Distinctive Image Features from Scale-Invariant Keypoints（个人翻译+笔记）-介绍

Distinctive Image Features from Scale-Invariant Keypoints，这篇论文是图像识别领域SIFT算法最为经典的一篇论文，导师给布置的第一篇任务就是它。网上找了好多找不到中译本，那就自己动手丰衣足食吧，顺便造福后人，花时间翻译啃下来并做一个笔记在这吧。

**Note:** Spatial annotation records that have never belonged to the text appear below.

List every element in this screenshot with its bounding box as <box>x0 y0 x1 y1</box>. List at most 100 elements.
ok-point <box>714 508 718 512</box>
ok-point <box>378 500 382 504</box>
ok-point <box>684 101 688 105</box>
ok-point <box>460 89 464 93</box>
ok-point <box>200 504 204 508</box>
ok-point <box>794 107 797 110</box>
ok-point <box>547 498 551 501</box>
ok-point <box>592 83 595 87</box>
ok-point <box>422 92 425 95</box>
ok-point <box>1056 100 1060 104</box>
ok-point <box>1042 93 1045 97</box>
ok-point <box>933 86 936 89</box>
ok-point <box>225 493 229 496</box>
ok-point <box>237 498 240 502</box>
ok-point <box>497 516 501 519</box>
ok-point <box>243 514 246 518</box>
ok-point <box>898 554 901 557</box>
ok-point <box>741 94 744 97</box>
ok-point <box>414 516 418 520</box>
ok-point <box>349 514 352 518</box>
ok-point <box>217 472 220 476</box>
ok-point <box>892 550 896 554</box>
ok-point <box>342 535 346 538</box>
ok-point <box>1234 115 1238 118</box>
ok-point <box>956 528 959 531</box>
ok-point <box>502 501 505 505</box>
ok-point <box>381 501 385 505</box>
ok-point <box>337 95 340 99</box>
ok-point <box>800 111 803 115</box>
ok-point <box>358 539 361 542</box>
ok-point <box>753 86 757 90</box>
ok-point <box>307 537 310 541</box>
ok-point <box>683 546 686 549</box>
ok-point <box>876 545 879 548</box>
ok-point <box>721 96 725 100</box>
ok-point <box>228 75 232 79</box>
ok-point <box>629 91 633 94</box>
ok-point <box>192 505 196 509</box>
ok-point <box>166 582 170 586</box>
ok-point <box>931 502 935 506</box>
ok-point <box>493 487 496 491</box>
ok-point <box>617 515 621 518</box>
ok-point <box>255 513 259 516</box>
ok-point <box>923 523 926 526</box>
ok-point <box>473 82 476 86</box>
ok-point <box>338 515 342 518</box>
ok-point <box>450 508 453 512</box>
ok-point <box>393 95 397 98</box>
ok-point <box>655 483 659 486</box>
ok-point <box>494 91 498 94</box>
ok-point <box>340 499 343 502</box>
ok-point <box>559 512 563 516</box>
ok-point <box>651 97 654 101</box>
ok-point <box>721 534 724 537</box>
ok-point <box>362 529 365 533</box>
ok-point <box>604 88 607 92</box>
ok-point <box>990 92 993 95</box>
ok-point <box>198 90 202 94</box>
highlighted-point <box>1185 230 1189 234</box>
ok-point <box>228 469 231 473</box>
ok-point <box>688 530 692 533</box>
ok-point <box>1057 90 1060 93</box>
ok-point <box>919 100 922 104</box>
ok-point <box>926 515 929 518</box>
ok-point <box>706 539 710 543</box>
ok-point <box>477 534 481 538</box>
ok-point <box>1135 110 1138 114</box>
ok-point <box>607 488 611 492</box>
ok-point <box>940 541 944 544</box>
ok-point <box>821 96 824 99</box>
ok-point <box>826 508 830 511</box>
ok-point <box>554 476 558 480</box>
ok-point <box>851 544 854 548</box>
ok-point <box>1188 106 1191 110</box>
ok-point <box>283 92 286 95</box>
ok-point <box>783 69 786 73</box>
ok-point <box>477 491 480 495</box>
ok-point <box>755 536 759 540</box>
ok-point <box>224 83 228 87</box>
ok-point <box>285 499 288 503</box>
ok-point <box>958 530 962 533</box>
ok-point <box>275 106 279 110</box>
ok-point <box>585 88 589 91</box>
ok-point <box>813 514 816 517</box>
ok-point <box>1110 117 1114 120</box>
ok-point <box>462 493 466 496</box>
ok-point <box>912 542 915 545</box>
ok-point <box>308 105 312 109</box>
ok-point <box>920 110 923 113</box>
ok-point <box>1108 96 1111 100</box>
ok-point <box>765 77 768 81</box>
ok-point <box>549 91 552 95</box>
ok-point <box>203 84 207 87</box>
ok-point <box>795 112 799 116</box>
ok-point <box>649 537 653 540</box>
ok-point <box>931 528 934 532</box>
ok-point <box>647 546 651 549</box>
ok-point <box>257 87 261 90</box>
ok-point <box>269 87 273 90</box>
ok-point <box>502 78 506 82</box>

--------------------------------------------------------------------------------------------------------

Distinctive Image Features from Scale-Invariant Keypoints

独特的尺度无关的图像特征关键点

abstract
摘要

This paper presents a method for extracting distinctive invariant features from images that can be used to perform reliable matching between different views of an object or scene. The features are invariant to image scale and rotation, and are shown to provide robust matching across a a substantial(充实的，有实力的) range of affine（仿射，几何学） distortion（扭曲，变形）, change in 3D viewpoint, addition of noise, and change in illumination.The features are highly distinctive, in the sense that a single feature can be correctly matched with high probability against a large database of features from many images. This paper also describes an approach to using these features for object recognition. The recognition proceeds by matching individual features to a database of features from known objects using a fast nearest-neighbor algorithm, followed by a Hough transform to identify clusters belonging to a single object, and finally performing verification through least-squares solution for consistent pose parameters. This approach to recognition can robustly identify objects among clutter and occlusion while achieving near real-time performance.
这篇文章展示了一种从图片中提取有特色的不变特征方法，它可以用来执行对一个物体或者风景不同视角之间的匹配。这些特征对于图像的伸缩以及旋转是不变的，而且展示出能对几何扭曲变形、变换三维视角，增加噪声，光照改变进行健壮的匹配。这些特征是独特的，在一幅场景中，一个单个的特征能够被正确的在很多图片的大量数据库中进行高可能性的匹配。这篇文章也提供一种方法来利用这些特征用于物体识别，这一识别通过在已知物体是什么的数据库中利用快速邻域法（fast nearest-neighbor algorithm）匹配独立的特征。紧接着用Hough变换以鉴别对于一个单个物体的类属，最终对一致姿势的属性通过最小方差法（least-squares solution）执行认证。这种方法识别能够很好的在聚类与闭塞（occlusion ）之间识别物体的同时接近实时的表现

【笔记】SIFT这种方法，能够有效的对物体在不同的视角不同的光照有噪声的情况下对图像进行匹配，这种匹配是一幅图在一堆图片中的匹配。同时，该文章提供一种方法，通过快速邻域法匹配特征，用霍夫变换对这些类聚类，再通过最小方差法进行图像的匹配。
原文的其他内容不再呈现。